Analitycy: Dane o produkcji i sprzedaży w Polsce za kwiecień będą lepsze
Analitycy banków zachodnich spodziewają się poprawy danych nt. produkcji przemysłowej i sprzedaży detalicznej w Polsce w kwietniu w ujęciu rok do roku, ale ogólna dynamika jest ich zdaniem słaba m. in. z powodu złej kondycji eurostrefy.
Bank of America Merrill Lynch (BofA ML) wskazuje, że kwiecień tego roku miał dodatkowy dzień pracy w porównaniu z kwietniem zeszłego roku, a także na poprawę wyników przemysłu motoryzacyjnego. Produkcja w tej gałęzi wzrosła w kwietniu do 0,9 proc. rok do roku wobec spadku o 21 proc. w ujęciu rocznym w marcu. Produkcja pojazdów stanowi ok. 12 proc. ogółu produkcji przemysłowej w Polsce.
BofA ML zakłada przyrost produkcji przemysłowej za kwiecień na poziomie 2,0 proc. rok do roku wobec spadku o 2,9 proc. w zestawieniu rocznym w marcu. Taki sam wynik przewiduje JP Morgan. Inny bank - Barclays Capital (BarCap) - prognozuje lepszy wynik: 3,5 proc. Średnia oczekiwań rynkowych wynosi 3,1 proc. rok do roku. Oficjalne dane GUS ogłosi we wtorek.
Według JP Morgana przejawem niskiej dynamiki przemysłu jest wskaźnik produkcji w kwietniowym indeksie PMI, który był o 2,2 pkt niższy, a po raz ostatni był na równie niskim poziomie w połowie 2009 r.
BarCap sądzi, że wtorkowe dane potwierdzą, iż deflacja w przemyśle pogłębia się w reakcji na mocny kurs złotego i niskie stosunkowo ceny surowców.
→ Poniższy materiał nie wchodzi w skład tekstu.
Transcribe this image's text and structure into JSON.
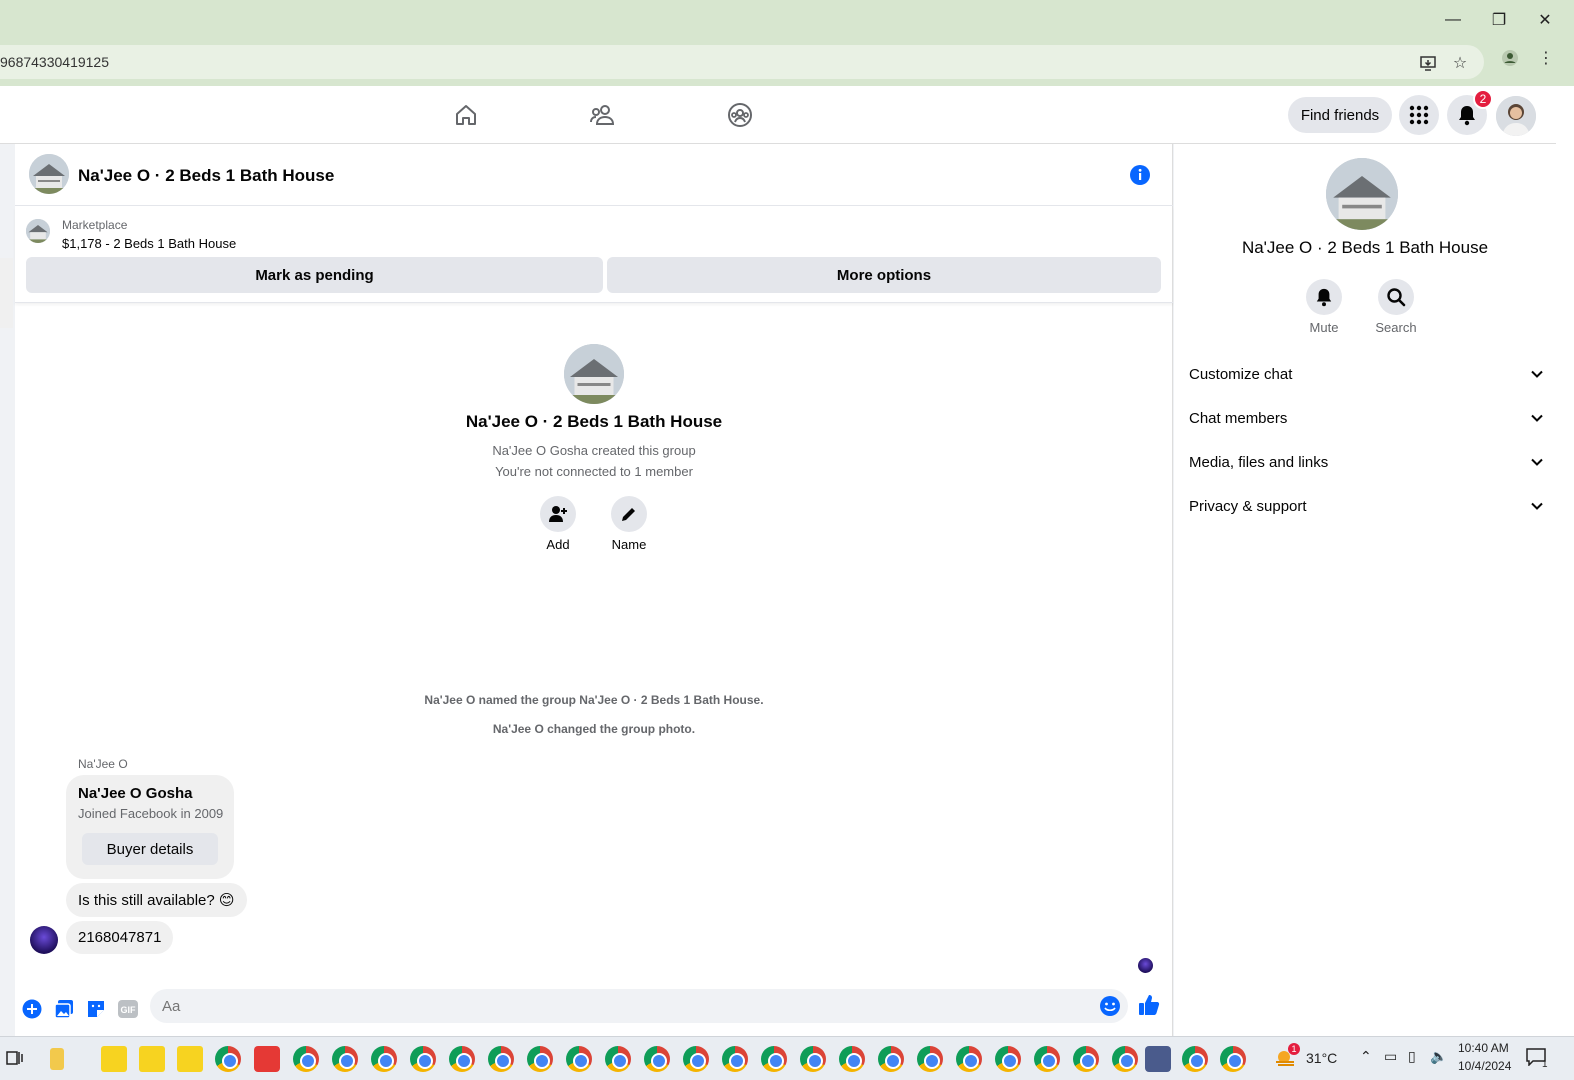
{
  "browser": {
    "url_fragment": "96874330419125",
    "window_controls": {
      "minimize": "—",
      "restore": "❐",
      "close": "✕"
    }
  },
  "fb_nav": {
    "find_friends_label": "Find friends",
    "notification_count": "2"
  },
  "chat": {
    "title": "Na'Jee O · 2 Beds 1 Bath House",
    "marketplace": {
      "label": "Marketplace",
      "item": "$1,178 - 2 Beds 1 Bath House"
    },
    "actions": {
      "mark_pending": "Mark as pending",
      "more_options": "More options"
    },
    "intro": {
      "group_name": "Na'Jee O · 2 Beds 1 Bath House",
      "created_by": "Na'Jee O Gosha created this group",
      "connection": "You're not connected to 1 member",
      "add_label": "Add",
      "name_label": "Name"
    },
    "system_messages": [
      "Na'Jee O named the group Na'Jee O · 2 Beds 1 Bath House.",
      "Na'Jee O changed the group photo."
    ],
    "sender_name": "Na'Jee O",
    "profile_card": {
      "name": "Na'Jee O Gosha",
      "joined": "Joined Facebook in 2009",
      "button": "Buyer details"
    },
    "messages": [
      "Is this still available? 😊",
      "2168047871"
    ],
    "composer": {
      "placeholder": "Aa",
      "gif_label": "GIF"
    }
  },
  "right_panel": {
    "title": "Na'Jee O · 2 Beds 1 Bath House",
    "mute_label": "Mute",
    "search_label": "Search",
    "sections": [
      "Customize chat",
      "Chat members",
      "Media, files and links",
      "Privacy & support"
    ]
  },
  "taskbar": {
    "temperature": "31°C",
    "weather_badge": "1",
    "time": "10:40 AM",
    "date": "10/4/2024",
    "notification_count": "1"
  },
  "colors": {
    "fb_blue": "#0866ff",
    "badge_red": "#e41e3f",
    "chrome_frame": "#d7e6cf"
  }
}
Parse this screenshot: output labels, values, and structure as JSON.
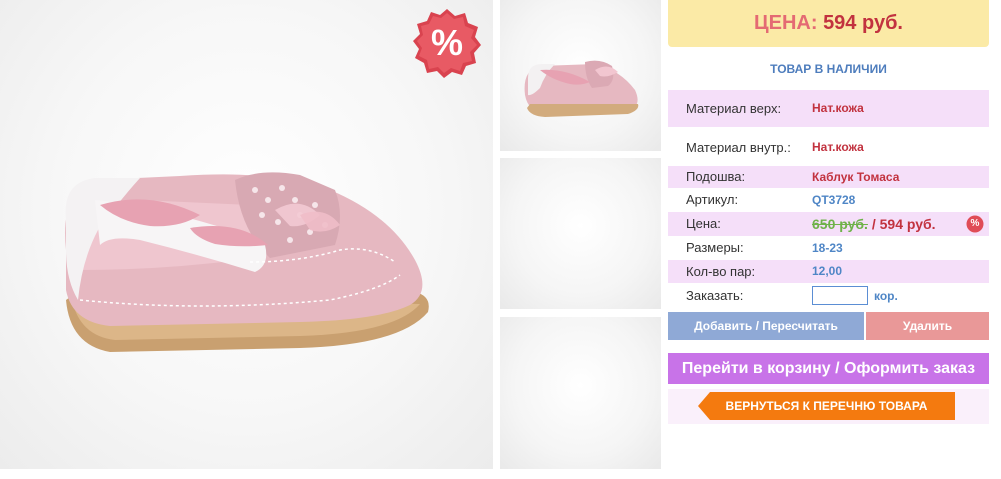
{
  "sale_badge": {
    "symbol": "%"
  },
  "price_header": {
    "label": "ЦЕНА:",
    "value": "594 руб."
  },
  "stock_status": "ТОВАР В НАЛИЧИИ",
  "details": {
    "material_top": {
      "label": "Материал верх:",
      "value": "Нат.кожа"
    },
    "material_inner": {
      "label": "Материал внутр.:",
      "value": "Нат.кожа"
    },
    "sole": {
      "label": "Подошва:",
      "value": "Каблук Томаса"
    },
    "article": {
      "label": "Артикул:",
      "value": "QT3728"
    },
    "price": {
      "label": "Цена:",
      "old_value": "650 руб.",
      "new_value": " / 594 руб.",
      "badge": "%"
    },
    "sizes": {
      "label": "Размеры:",
      "value": "18-23"
    },
    "pairs": {
      "label": "Кол-во пар:",
      "value": "12,00"
    },
    "order": {
      "label": "Заказать:",
      "input_value": "",
      "unit": "кор."
    }
  },
  "buttons": {
    "add": "Добавить / Пересчитать",
    "delete": "Удалить",
    "cart": "Перейти в корзину / Оформить заказ",
    "back": "ВЕРНУТЬСЯ К ПЕРЕЧНЮ ТОВАРА"
  },
  "colors": {
    "price_bg": "#fbeaa6",
    "row_highlight": "#f5dff9",
    "accent_red": "#c2323f",
    "accent_blue": "#4f86c6",
    "cart_button": "#c873e8",
    "back_button": "#f47a0f"
  }
}
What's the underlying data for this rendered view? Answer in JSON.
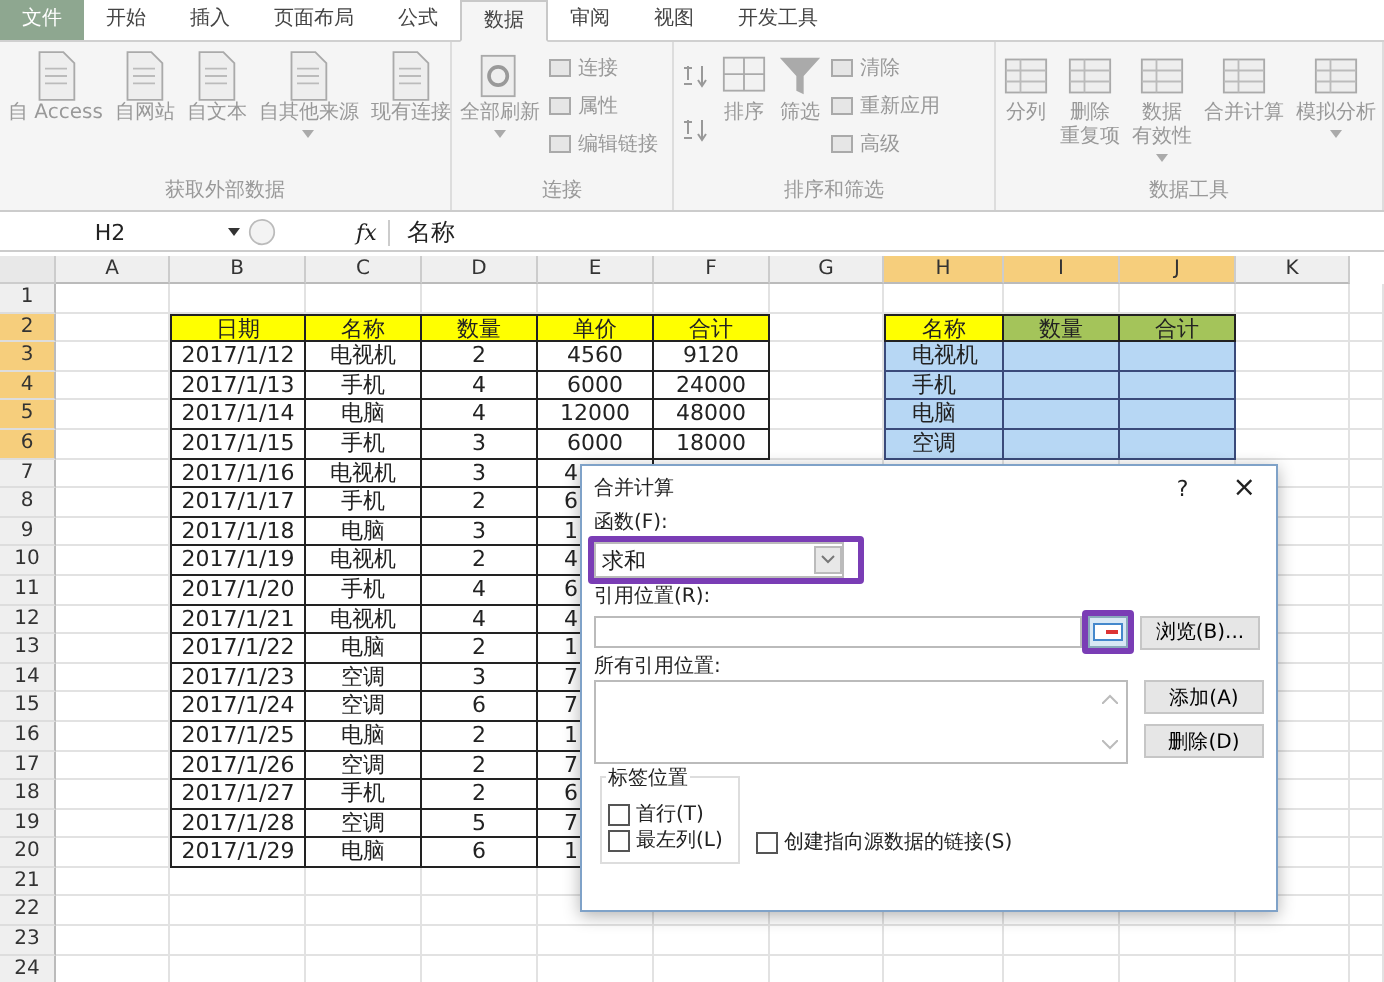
{
  "ribbon": {
    "tabs": [
      {
        "label": "文件",
        "kind": "file",
        "selected": false
      },
      {
        "label": "开始",
        "kind": "tab",
        "selected": false
      },
      {
        "label": "插入",
        "kind": "tab",
        "selected": false
      },
      {
        "label": "页面布局",
        "kind": "tab",
        "selected": false
      },
      {
        "label": "公式",
        "kind": "tab",
        "selected": false
      },
      {
        "label": "数据",
        "kind": "tab",
        "selected": true
      },
      {
        "label": "审阅",
        "kind": "tab",
        "selected": false
      },
      {
        "label": "视图",
        "kind": "tab",
        "selected": false
      },
      {
        "label": "开发工具",
        "kind": "tab",
        "selected": false
      }
    ],
    "groups": [
      {
        "label": "获取外部数据",
        "items": [
          {
            "kind": "large",
            "label": "自 Access"
          },
          {
            "kind": "large",
            "label": "自网站"
          },
          {
            "kind": "large",
            "label": "自文本"
          },
          {
            "kind": "large",
            "label": "自其他来源",
            "dropdown": true
          },
          {
            "kind": "large",
            "label": "现有连接"
          }
        ]
      },
      {
        "label": "连接",
        "items": [
          {
            "kind": "large",
            "label": "全部刷新",
            "dropdown": true
          },
          {
            "kind": "small",
            "label": "连接"
          },
          {
            "kind": "small",
            "label": "属性"
          },
          {
            "kind": "small",
            "label": "编辑链接"
          }
        ]
      },
      {
        "label": "排序和筛选",
        "items": [
          {
            "kind": "icon"
          },
          {
            "kind": "icon"
          },
          {
            "kind": "large",
            "label": "排序"
          },
          {
            "kind": "large",
            "label": "筛选"
          },
          {
            "kind": "small",
            "label": "清除"
          },
          {
            "kind": "small",
            "label": "重新应用"
          },
          {
            "kind": "small",
            "label": "高级"
          }
        ]
      },
      {
        "label": "数据工具",
        "items": [
          {
            "kind": "large",
            "label": "分列"
          },
          {
            "kind": "large",
            "lines": [
              "删除",
              "重复项"
            ]
          },
          {
            "kind": "large",
            "lines": [
              "数据",
              "有效性"
            ],
            "dropdown": true
          },
          {
            "kind": "large",
            "label": "合并计算"
          },
          {
            "kind": "large",
            "label": "模拟分析",
            "dropdown": true
          }
        ]
      }
    ]
  },
  "formula_bar": {
    "name_box": "H2",
    "function_label": "fx",
    "formula": "名称"
  },
  "sheet": {
    "columns": [
      {
        "label": "A",
        "selected": false
      },
      {
        "label": "B",
        "selected": false
      },
      {
        "label": "C",
        "selected": false
      },
      {
        "label": "D",
        "selected": false
      },
      {
        "label": "E",
        "selected": false
      },
      {
        "label": "F",
        "selected": false
      },
      {
        "label": "G",
        "selected": false
      },
      {
        "label": "H",
        "selected": true
      },
      {
        "label": "I",
        "selected": true
      },
      {
        "label": "J",
        "selected": true
      },
      {
        "label": "K",
        "selected": false
      }
    ],
    "rows": [
      {
        "label": "1",
        "selected": false
      },
      {
        "label": "2",
        "selected": true
      },
      {
        "label": "3",
        "selected": true
      },
      {
        "label": "4",
        "selected": true
      },
      {
        "label": "5",
        "selected": true
      },
      {
        "label": "6",
        "selected": true
      },
      {
        "label": "7",
        "selected": false
      },
      {
        "label": "8",
        "selected": false
      },
      {
        "label": "9",
        "selected": false
      },
      {
        "label": "10",
        "selected": false
      },
      {
        "label": "11",
        "selected": false
      },
      {
        "label": "12",
        "selected": false
      },
      {
        "label": "13",
        "selected": false
      },
      {
        "label": "14",
        "selected": false
      },
      {
        "label": "15",
        "selected": false
      },
      {
        "label": "16",
        "selected": false
      },
      {
        "label": "17",
        "selected": false
      },
      {
        "label": "18",
        "selected": false
      },
      {
        "label": "19",
        "selected": false
      },
      {
        "label": "20",
        "selected": false
      },
      {
        "label": "21",
        "selected": false
      },
      {
        "label": "22",
        "selected": false
      },
      {
        "label": "23",
        "selected": false
      },
      {
        "label": "24",
        "selected": false
      }
    ],
    "tables": [
      {
        "kind": "source",
        "columns": [
          {
            "label": "日期",
            "color": "#ffff00"
          },
          {
            "label": "名称",
            "color": "#ffff00"
          },
          {
            "label": "数量",
            "color": "#ffff00"
          },
          {
            "label": "单价",
            "color": "#ffff00"
          },
          {
            "label": "合计",
            "color": "#ffff00"
          }
        ],
        "rows": [
          [
            "2017/1/12",
            "电视机",
            "2",
            "4560",
            "9120"
          ],
          [
            "2017/1/13",
            "手机",
            "4",
            "6000",
            "24000"
          ],
          [
            "2017/1/14",
            "电脑",
            "4",
            "12000",
            "48000"
          ],
          [
            "2017/1/15",
            "手机",
            "3",
            "6000",
            "18000"
          ],
          [
            "2017/1/16",
            "电视机",
            "3",
            "4"
          ],
          [
            "2017/1/17",
            "手机",
            "2",
            "6"
          ],
          [
            "2017/1/18",
            "电脑",
            "3",
            "1"
          ],
          [
            "2017/1/19",
            "电视机",
            "2",
            "4"
          ],
          [
            "2017/1/20",
            "手机",
            "4",
            "6"
          ],
          [
            "2017/1/21",
            "电视机",
            "4",
            "4"
          ],
          [
            "2017/1/22",
            "电脑",
            "2",
            "1"
          ],
          [
            "2017/1/23",
            "空调",
            "3",
            "7"
          ],
          [
            "2017/1/24",
            "空调",
            "6",
            "7"
          ],
          [
            "2017/1/25",
            "电脑",
            "2",
            "1"
          ],
          [
            "2017/1/26",
            "空调",
            "2",
            "7"
          ],
          [
            "2017/1/27",
            "手机",
            "2",
            "6"
          ],
          [
            "2017/1/28",
            "空调",
            "5",
            "7"
          ],
          [
            "2017/1/29",
            "电脑",
            "6",
            "1"
          ]
        ]
      },
      {
        "kind": "output",
        "columns": [
          {
            "label": "名称",
            "color": "#ffff00"
          },
          {
            "label": "数量",
            "color": "#a4c45a"
          },
          {
            "label": "合计",
            "color": "#a4c45a"
          }
        ],
        "rows": [
          [
            "电视机"
          ],
          [
            "手机"
          ],
          [
            "电脑"
          ],
          [
            "空调"
          ]
        ]
      }
    ]
  },
  "dialog": {
    "title": "合并计算",
    "help": "?",
    "close": "×",
    "function_label": "函数(F):",
    "function_value": "求和",
    "function_highlighted": true,
    "reference_label": "引用位置(R):",
    "reference_button_highlighted": true,
    "browse_button": "浏览(B)...",
    "all_references_label": "所有引用位置:",
    "add_button": "添加(A)",
    "delete_button": "删除(D)",
    "label_group": "标签位置",
    "checkboxes": [
      {
        "label": "首行(T)",
        "checked": false
      },
      {
        "label": "最左列(L)",
        "checked": false
      },
      {
        "label": "创建指向源数据的链接(S)",
        "checked": false
      }
    ]
  }
}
Efekt kalendarzowy będzie miał wpływ także na wyniki sprzedaży za kwiecień. BofA ML zastrzega jednak, że "słaba sytuacja na rynku pracy w najbliższych miesiącach nie zapowiada ożywienia sprzedaży".
W ujęciu nominalnym BofA ML przewiduje wzrost sprzedaży detalicznej w kwietniu na poziomie 1,1 proc. rok do roku; BarCap ocenia ten wzrost na 1,5 proc. w ujęciu rocznym, a JP Morgan na 2,5 proc. W marcu sprzedaż wzrosła o 0,1 proc. rok do roku. Średnia prognoz analityków za kwiecień wynosi 1,2 proc. rok do roku. GUS ogłosi dane w piątek.
Czynniki sezonowe - zdaniem analityków - spowodowały obniżkę stopy bezrobocia. BarCap i BofA ML przewidują jego poziom w kwietniu na 13,9 proc. (tyle samo, co konsensus) w porównaniu z 14,3 proc. w marcu. "Sezonowe trendy są pozytywne, ale rynek pracy wciąż się rozluźnia" - ocenia BofA ML. GUS ogłosi dane o bezrobociu w piątek.